The summery colours of Purslane, also known as Portulaca, are a feast for the eye and immediately evoke a tropical mood. In bud it’s a modest green presence with thick green leaves. Once the buds show their first colour, you won’t know what’s hit you: red, orange, pink, yellow, white and lilac, and sometimes all mixed up together, with single and double flowers. The summer bloomer is a close relative of the upright species which is eaten as a slightly sour salty vegetable.
Fantastic in a low dish
You often see purslane in hanging baskets, but it looks equally good in a low dish or container. Planted in the soil it provides groundcover that’s very suitable for border edges and in rockeries. This low-growing, richly flowering sun worshipper is easy to live with. Like a succulent, the fleshy thick leaves mean that it can cope well with drier periods. The plant grows to about 20cm tall, and continues flowering until the first night frost.
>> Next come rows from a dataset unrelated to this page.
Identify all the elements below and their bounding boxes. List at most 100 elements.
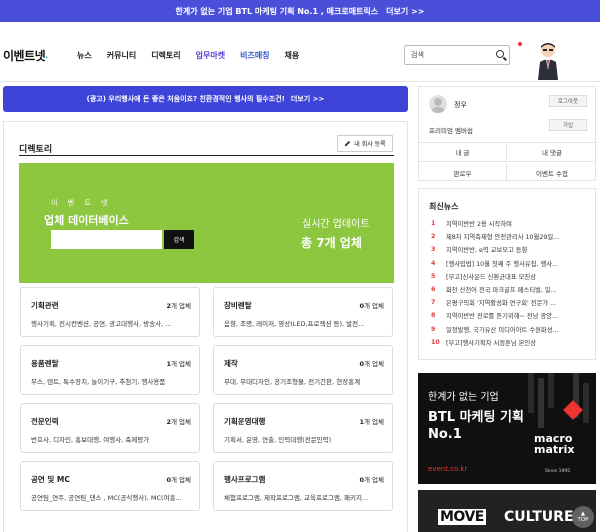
company-search-input[interactable]	[51, 230, 162, 249]
notification-dot-icon	[518, 42, 522, 46]
search-input[interactable]: 검색	[404, 45, 510, 65]
promo-ad-bar[interactable]: (광고) 우리행사에 돈 좋은 처음이죠? 친환경적인 행사의 필수조건! 더보…	[3, 86, 408, 112]
nav-jobs[interactable]: 채용	[285, 50, 300, 61]
avatar	[429, 95, 447, 113]
page-title: 디렉토리	[19, 145, 53, 155]
macromatrix-ad-banner[interactable]: 한계가 없는 기업 BTL 마케팅 기획 No.1 macro matrix Si…	[418, 373, 596, 484]
user-panel: 정우 로그아웃 프리미엄 멤버쉽 가입 내 글 내 댓글 판로우 이벤트 수첩	[418, 86, 597, 182]
user-name: 정우	[454, 101, 467, 109]
top-banner-text: 한계가 없는 기업 BTL 마케팅 기획 No.1 , 매크로매트릭스	[175, 6, 379, 16]
category-count: 0개 업체	[359, 302, 384, 310]
move-logo-text: MOVE	[438, 509, 486, 525]
register-company-label: 내 회사 등록	[354, 141, 386, 148]
category-card[interactable]: 제작 0개 업체 무대, 무대디자인, 공기조형물, 전기간판, 현장홍계	[213, 345, 393, 395]
top-label: TOP	[577, 517, 589, 523]
category-name: 장비렌탈	[224, 301, 252, 310]
news-list: 1 지역이반반 2용 시작하며 2 제8차 지역축제형 안전관리사 10월29일..…	[431, 217, 591, 349]
latest-news-title: 최신뉴스	[429, 202, 459, 211]
category-name: 제작	[224, 359, 238, 368]
follow-link[interactable]: 판로우	[419, 163, 507, 182]
category-card[interactable]: 기획운영대행 1개 업체 기획서, 운영, 연출, 인력대행(전문인력)	[213, 403, 393, 453]
category-count: 0개 업체	[166, 476, 191, 484]
ad-brand-name: macro matrix	[534, 432, 575, 456]
top-banner-more-link[interactable]: 더보기 >>	[386, 6, 424, 17]
category-desc: 무대, 무대디자인, 공기조형물, 전기간판, 현장홍계	[224, 378, 361, 386]
news-item[interactable]: 8 지역이반반 전로를 듣기위해~ 전남 광양...	[431, 309, 591, 322]
news-item[interactable]: 5 [부고]신사운드 신환균대표 모친상	[431, 270, 591, 283]
ad-graphic-icon	[528, 373, 589, 428]
category-desc: 음향, 조명, 레이저, 영상(LED,프로젝션 등), 발전...	[224, 320, 365, 328]
user-menu-grid: 내 글 내 댓글 판로우 이벤트 수첩	[419, 142, 597, 182]
join-button[interactable]: 가입	[549, 119, 587, 131]
mascot-character-icon	[538, 43, 558, 80]
ad-since: Since 1995	[545, 469, 571, 474]
category-card[interactable]: 행사프로그램 0개 업체 체험프로그램, 제작프로그램, 교육프로그램, 패키지…	[213, 461, 393, 511]
category-name: 전문인력	[31, 417, 59, 426]
category-card[interactable]: 공연 및 MC 0개 업체 공연팀_연주, 공연팀_댄스 , MC(공식행사),…	[20, 461, 200, 511]
main-nav: 뉴스 커뮤니티 디렉토리 업무마켓 비즈매칭 채용	[77, 50, 314, 61]
category-name: 공연 및 MC	[31, 475, 70, 484]
category-count: 0개 업체	[359, 360, 384, 368]
premium-membership-label: 프리미엄 멤버쉽	[429, 127, 473, 135]
my-posts-link[interactable]: 내 글	[419, 143, 507, 162]
latest-news-panel: 최신뉴스 1 지역이반반 2용 시작하며 2 제8차 지역축제형 안전관리사 10월…	[418, 188, 596, 360]
news-item[interactable]: 6 화천 산천어 전국 파크골프 페스티벌, 일...	[431, 283, 591, 296]
top-banner[interactable]: 한계가 없는 기업 BTL 마케팅 기획 No.1 , 매크로매트릭스 더보기 …	[0, 0, 600, 22]
site-logo[interactable]: 이벤트넷·	[3, 47, 48, 64]
register-company-button[interactable]: 내 회사 등록	[337, 135, 393, 152]
nav-news[interactable]: 뉴스	[77, 50, 92, 61]
promo-ad-more-link[interactable]: 더보기 >>	[291, 94, 325, 104]
news-item[interactable]: 1 지역이반반 2용 시작하며	[431, 217, 591, 230]
news-item[interactable]: 7 은평구의회 '지역활성화 연구회' 전문가 ...	[431, 296, 591, 309]
category-count: 2개 업체	[166, 418, 191, 426]
category-count: 1개 업체	[359, 418, 384, 426]
total-companies-label: 총 7개 업체	[301, 236, 362, 250]
category-desc: 행사기획, 전시컨벤션, 공연, 광고대행사, 방송사, ...	[31, 320, 172, 328]
logout-button[interactable]: 로그아웃	[549, 95, 587, 107]
culture-logo-text: CULTURE	[504, 509, 574, 525]
category-card[interactable]: 기획관련 2개 업체 행사기획, 전시컨벤션, 공연, 광고대행사, 방송사, …	[20, 287, 200, 337]
nav-directory[interactable]: 디렉토리	[151, 50, 180, 61]
news-item[interactable]: 3 지역이반반, e력 교보모고 동향	[431, 243, 591, 256]
company-database-banner: 이 벤 트 넷 업체 데이터베이스 검색 실시간 업데이트 총 7개 업체	[19, 163, 394, 283]
event-notebook-link[interactable]: 이벤트 수첩	[508, 163, 596, 182]
move-culture-ad-banner[interactable]: MOVE CULTURE	[418, 490, 596, 532]
site-header: 이벤트넷· 뉴스 커뮤니티 디렉토리 업무마켓 비즈매칭 채용 검색	[0, 22, 600, 82]
news-item[interactable]: 9 일정발행, 국가유산 미디어아트 수원화성...	[431, 323, 591, 336]
company-search-button[interactable]: 검색	[164, 230, 194, 249]
news-item[interactable]: 10 [부고]행사기획자 서정훈님 본인상	[431, 336, 591, 349]
title-divider	[19, 155, 394, 156]
ad-line2: BTL 마케팅 기획	[428, 410, 524, 425]
ad-line3: No.1	[428, 427, 462, 442]
promo-ad-text: (광고) 우리행사에 돈 좋은 처음이죠? 친환경적인 행사의 필수조건!	[86, 95, 285, 103]
db-brand-text: 이 벤 트 넷	[51, 199, 112, 207]
category-name: 용품렌탈	[31, 359, 59, 368]
category-name: 기획운영대행	[224, 417, 266, 426]
category-count: 1개 업체	[166, 360, 191, 368]
category-desc: 체험프로그램, 제작프로그램, 교육프로그램, 패키지...	[224, 494, 369, 502]
category-name: 기획관련	[31, 301, 59, 310]
nav-work-market[interactable]: 업무마켓	[196, 50, 225, 61]
search-input-text: 검색	[411, 51, 424, 59]
directory-panel: 디렉토리 내 회사 등록 이 벤 트 넷 업체 데이터베이스 검색 실시간 업데…	[3, 121, 408, 532]
pencil-icon	[345, 140, 351, 147]
category-card[interactable]: 용품렌탈 1개 업체 무스, 텐트, 특수장치, 놀이기구, 추첨기, 행사용품	[20, 345, 200, 395]
category-desc: 무스, 텐트, 특수장치, 놀이기구, 추첨기, 행사용품	[31, 378, 166, 386]
category-count: 0개 업체	[359, 476, 384, 484]
category-desc: 번호사, 디자인, 홍보대행, 여행사, 축제평가	[31, 436, 150, 444]
my-comments-link[interactable]: 내 댓글	[508, 143, 596, 162]
scroll-top-button[interactable]: ▲ TOP	[572, 506, 594, 528]
db-title: 업체 데이터베이스	[44, 214, 129, 227]
nav-biz-matching[interactable]: 비즈매칭	[240, 50, 269, 61]
news-item[interactable]: 4 [행사입법] 10월 첫째 주 행사유첩, 행사...	[431, 257, 591, 270]
category-card[interactable]: 전문인력 2개 업체 번호사, 디자인, 홍보대행, 여행사, 축제평가	[20, 403, 200, 453]
category-desc: 기획서, 운영, 연출, 인력대행(전문인력)	[224, 436, 332, 444]
ad-line1: 한계가 없는 기업	[428, 392, 499, 403]
realtime-update-label: 실시간 업데이트	[302, 219, 370, 230]
nav-community[interactable]: 커뮤니티	[107, 50, 136, 61]
category-count: 2개 업체	[166, 302, 191, 310]
category-card[interactable]: 장비렌탈 0개 업체 음향, 조명, 레이저, 영상(LED,프로젝션 등), …	[213, 287, 393, 337]
category-desc: 공연팀_연주, 공연팀_댄스 , MC(공식행사), MC(여흥...	[31, 494, 182, 502]
search-icon[interactable]	[496, 50, 504, 58]
news-item[interactable]: 2 제8차 지역축제형 안전관리사 10월29일...	[431, 230, 591, 243]
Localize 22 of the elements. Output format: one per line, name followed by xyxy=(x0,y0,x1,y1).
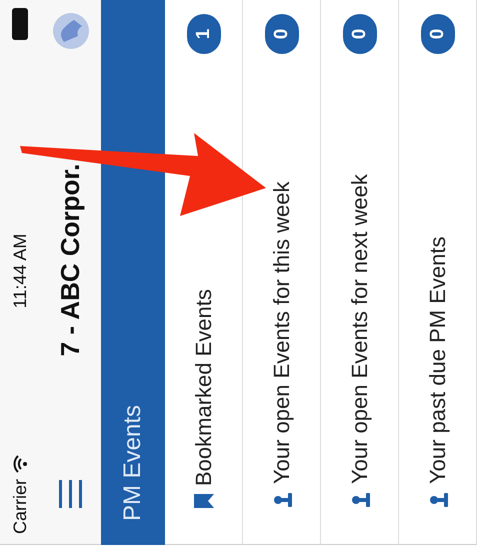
carrier-label: Carrier xyxy=(10,478,30,534)
wifi-icon xyxy=(13,454,27,473)
count-badge: 0 xyxy=(342,14,376,54)
item-label: Your open Events for this week xyxy=(268,180,294,484)
section-header: PM Events xyxy=(119,404,148,521)
list-item[interactable]: Your open Events for next week 0 xyxy=(321,0,399,545)
count-badge: 0 xyxy=(264,14,298,54)
person-icon xyxy=(428,492,448,508)
battery-icon xyxy=(12,8,28,40)
bookmark-icon xyxy=(194,494,214,508)
person-icon xyxy=(272,492,292,508)
item-label: Your past due PM Events xyxy=(424,236,450,484)
globe-icon[interactable] xyxy=(52,12,90,50)
time-label: 11:44 AM xyxy=(10,234,30,308)
menu-icon[interactable] xyxy=(58,480,84,508)
item-label: Your open Events for next week xyxy=(346,173,372,484)
list-item[interactable]: Your past due PM Events 0 xyxy=(399,0,477,545)
person-icon xyxy=(350,492,370,508)
item-label: Bookmarked Events xyxy=(190,288,216,486)
count-badge: 0 xyxy=(420,14,454,54)
screen-title: 7 - ABC Corpor. xyxy=(55,164,86,356)
count-badge: 1 xyxy=(186,14,220,54)
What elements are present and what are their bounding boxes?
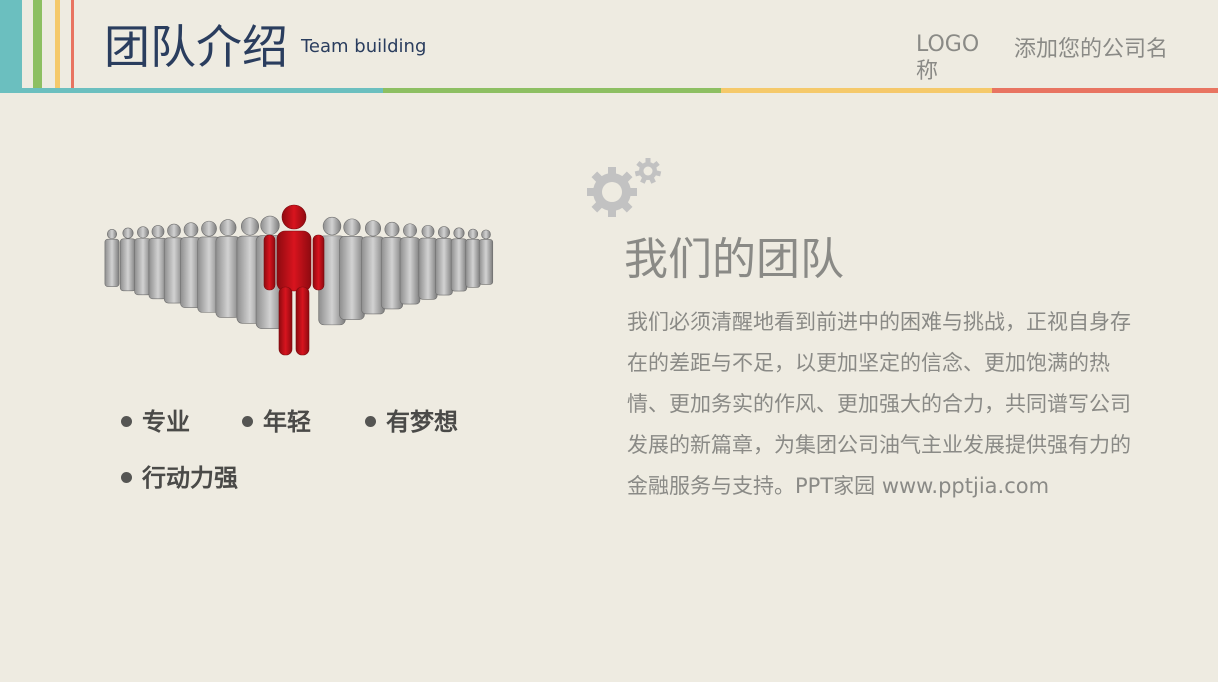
gears-icon [587, 158, 662, 217]
bullet-item: 行动力强 [121, 463, 238, 493]
header-red-bar [71, 0, 74, 92]
crowd-of-people-illustration [104, 204, 494, 356]
crowd-person [399, 223, 421, 305]
bullet-dot-icon [121, 415, 132, 427]
bullet-dot-icon [242, 415, 253, 427]
header-line-teal [0, 88, 383, 93]
bullet-item: 有梦想 [365, 407, 458, 437]
header-line-green [383, 88, 721, 93]
bullet-item: 专业 [121, 407, 190, 437]
crowd-person [339, 218, 365, 320]
logo-placeholder: LOGO称 [916, 32, 980, 84]
crowd-person [418, 224, 438, 300]
crowd-person [435, 226, 453, 296]
team-description: 我们必须清醒地看到前进中的困难与挑战，正视自身存在的差距与不足，以更加坚定的信念… [627, 310, 1131, 498]
crowd-person [119, 227, 137, 292]
bullet-item: 年轻 [242, 407, 311, 437]
company-name: 添加您的公司名 [1014, 37, 1169, 62]
crowd-person [478, 229, 494, 285]
crowd-person [450, 227, 468, 292]
header-yellow-bar [55, 0, 60, 92]
page-title: 团队介绍 [104, 20, 288, 74]
crowd-person [215, 219, 241, 318]
crowd-person [465, 228, 481, 288]
crowd-person [380, 221, 404, 310]
header-green-bar [33, 0, 42, 92]
bullet-dot-icon [121, 471, 132, 483]
page-subtitle: Team building [301, 36, 427, 57]
header-line-yellow [721, 88, 992, 93]
header-line-red [992, 88, 1218, 93]
bullet-dot-icon [365, 415, 376, 427]
team-heading: 我们的团队 [624, 234, 844, 285]
crowd-person [104, 228, 120, 287]
header-teal-bar [0, 0, 22, 92]
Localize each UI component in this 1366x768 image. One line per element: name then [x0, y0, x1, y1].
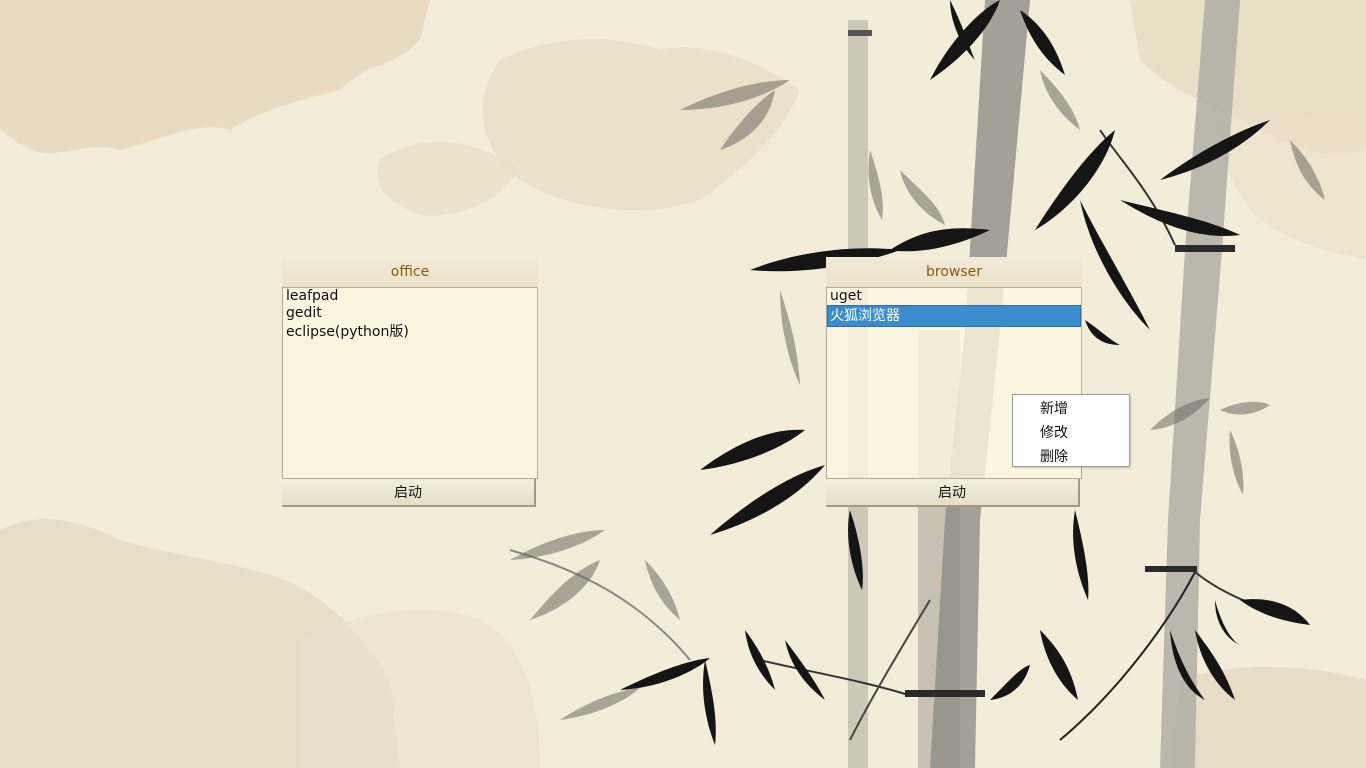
- desktop: office leafpad gedit eclipse(python版) 启动…: [0, 0, 1366, 768]
- list-item[interactable]: gedit: [283, 305, 537, 322]
- browser-launcher: browser uget 火狐浏览器 启动: [826, 257, 1082, 509]
- browser-title: browser: [826, 257, 1082, 287]
- list-item[interactable]: eclipse(python版): [283, 322, 537, 343]
- browser-start-button[interactable]: 启动: [826, 479, 1080, 507]
- office-start-button[interactable]: 启动: [282, 479, 536, 507]
- menu-item-edit[interactable]: 修改: [1013, 421, 1129, 445]
- office-launcher: office leafpad gedit eclipse(python版) 启动: [282, 257, 538, 509]
- list-item[interactable]: uget: [827, 288, 1081, 305]
- context-menu: 新增 修改 删除: [1012, 394, 1130, 467]
- office-title: office: [282, 257, 538, 287]
- list-item[interactable]: leafpad: [283, 288, 537, 305]
- bamboo-wallpaper: [0, 0, 1366, 768]
- list-item-selected[interactable]: 火狐浏览器: [827, 305, 1081, 327]
- office-app-list[interactable]: leafpad gedit eclipse(python版): [282, 287, 538, 479]
- menu-item-delete[interactable]: 删除: [1013, 445, 1129, 469]
- menu-item-add[interactable]: 新增: [1013, 397, 1129, 421]
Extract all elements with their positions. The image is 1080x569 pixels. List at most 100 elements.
Swinging citizen of the world
Purslane grows throughout the subtropics, from North Africa via the Middle East and India to Malaysia. In Iran archaeological excavations have found remains from which it’s been concluded that it was used as a herb there for some 3000 years. Purslane reached Europe in around 1700 thanks to travellers and traders.
This garden bloomer is not suitable for human consumption, unlike the vegetable version.
Writer Pliny the Elder, a Roman scientist who lived in the first century A.D., recommended carrying a sprig of purslane as an amulet against demons.
It’s also attributed with a protective effect in wicca (witchcraft): a sprig on your bed is said to prevent nightmares.
Portulaca derives from the Latin word 'portula', which freely translates as ‘small gate’: the top of the seed capsule opens like a gate.